Miami, 5 dez (EFE) - A América Latina se ressentirá da crise financeira internacional, mas alguns países estão mais bem preparados para enfrentá-la por contar com políticas fiscais eficientes e um adequado gasto público, disseram hoje analistas. Ana Guevara, diretora-executiva de turno do Banco Mundial (BM), afirmou que a região pode enfrentar melhor a tempestade, pois alguns Governos introduziram medidas para diminuir o impacto da crise. Mas nem todos os Governos estão na mesma situação. Os países que terão um melhor desempenho são aqueles que implementaram políticas fiscais (responsáveis), ressaltou a funcionária.

EFE |

Guevara e analistas econômicos analisaram em Miami o panorama da região para 2009 no 5º Fórum Anual de Previsões Impactos da Crise Financeira Global em 2009, organizado pelo Conselho das Américas.

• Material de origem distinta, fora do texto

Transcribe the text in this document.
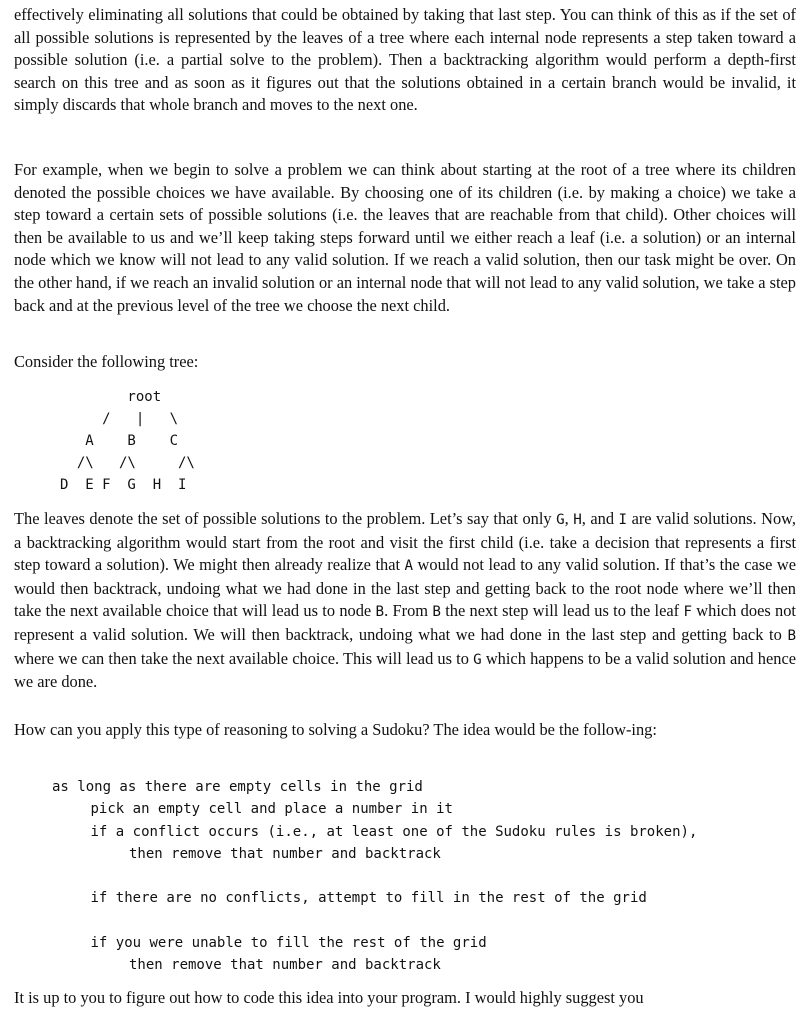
effectively eliminating all solutions that could be obtained by taking that last step. You can think of this as if the set of all possible solutions is represented by the leaves of a tree where each internal node represents a step taken toward a possible solution (i.e. a partial solve to the problem). Then a backtracking algorithm would perform a depth-first search on this tree and as soon as it figures out that the solutions obtained in a certain branch would be invalid, it simply discards that whole branch and moves to the next one.

For example, when we begin to solve a problem we can think about starting at the root of a tree where its children denoted the possible choices we have available. By choosing one of its children (i.e. by making a choice) we take a step toward a certain sets of possible solutions (i.e. the leaves that are reachable from that child). Other choices will then be available to us and we’ll keep taking steps forward until we either reach a leaf (i.e. a solution) or an internal node which we know will not lead to any valid solution. If we reach a valid solution, then our task might be over. On the other hand, if we reach an invalid solution or an internal node that will not lead to any valid solution, we take a step back and at the previous level of the tree we choose the next child.

Consider the following tree:

root
/   |   \
A    B    C
/\   /\     /\
D  E F  G  H  I

The leaves denote the set of possible solutions to the problem. Let’s say that only G, H, and I are valid solutions. Now, a backtracking algorithm would start from the root and visit the first child (i.e. take a decision that represents a first step toward a solution). We might then already realize that A would not lead to any valid solution. If that’s the case we would then backtrack, undoing what we had done in the last step and getting back to the root node where we’ll then take the next available choice that will lead us to node B. From B the next step will lead us to the leaf F which does not represent a valid solution. We will then backtrack, undoing what we had done in the last step and getting back to B where we can then take the next available choice. This will lead us to G which happens to be a valid solution and hence we are done.

How can you apply this type of reasoning to solving a Sudoku? The idea would be the follow-ing:

as long as there are empty cells in the grid
pick an empty cell and place a number in it
if a conflict occurs (i.e., at least one of the Sudoku rules is broken),
then remove that number and backtrack
if there are no conflicts, attempt to fill in the rest of the grid
if you were unable to fill the rest of the grid
then remove that number and backtrack

It is up to you to figure out how to code this idea into your program. I would highly suggest you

A funcionária considerou que, desta vez, a crise econômica na região não tem origem estritamente na má gestão governamental.

Após seu pronunciamento, ela informou que o BM destinará US$ 24,7 bilhões como fundos creditícios para encarar a crise global, dos quais US$ 6,4 bilhões serão destinados à América Latina e ao Caribe.

Douglas Smith, chefe econômico para a região do Standard Chartered Bank, destacou que há uma década era improvável pensar que, a níveis macroeconômicos, a região poderia encarar com melhores expectativas uma crise desta dimensão.

Ele mostrou ceticismo com que os Estados Unidos, apesar da recessão vivida atualmente, estejam a caminho de sofrer uma "grande depressão financeira".

O diretor para a América Latina da empresa Kroll, John Price, previu que, como conseqüência da crise, o investimento estrangeiro direto diminuirá na região, mas os investidores regionais preencherão esse vazio.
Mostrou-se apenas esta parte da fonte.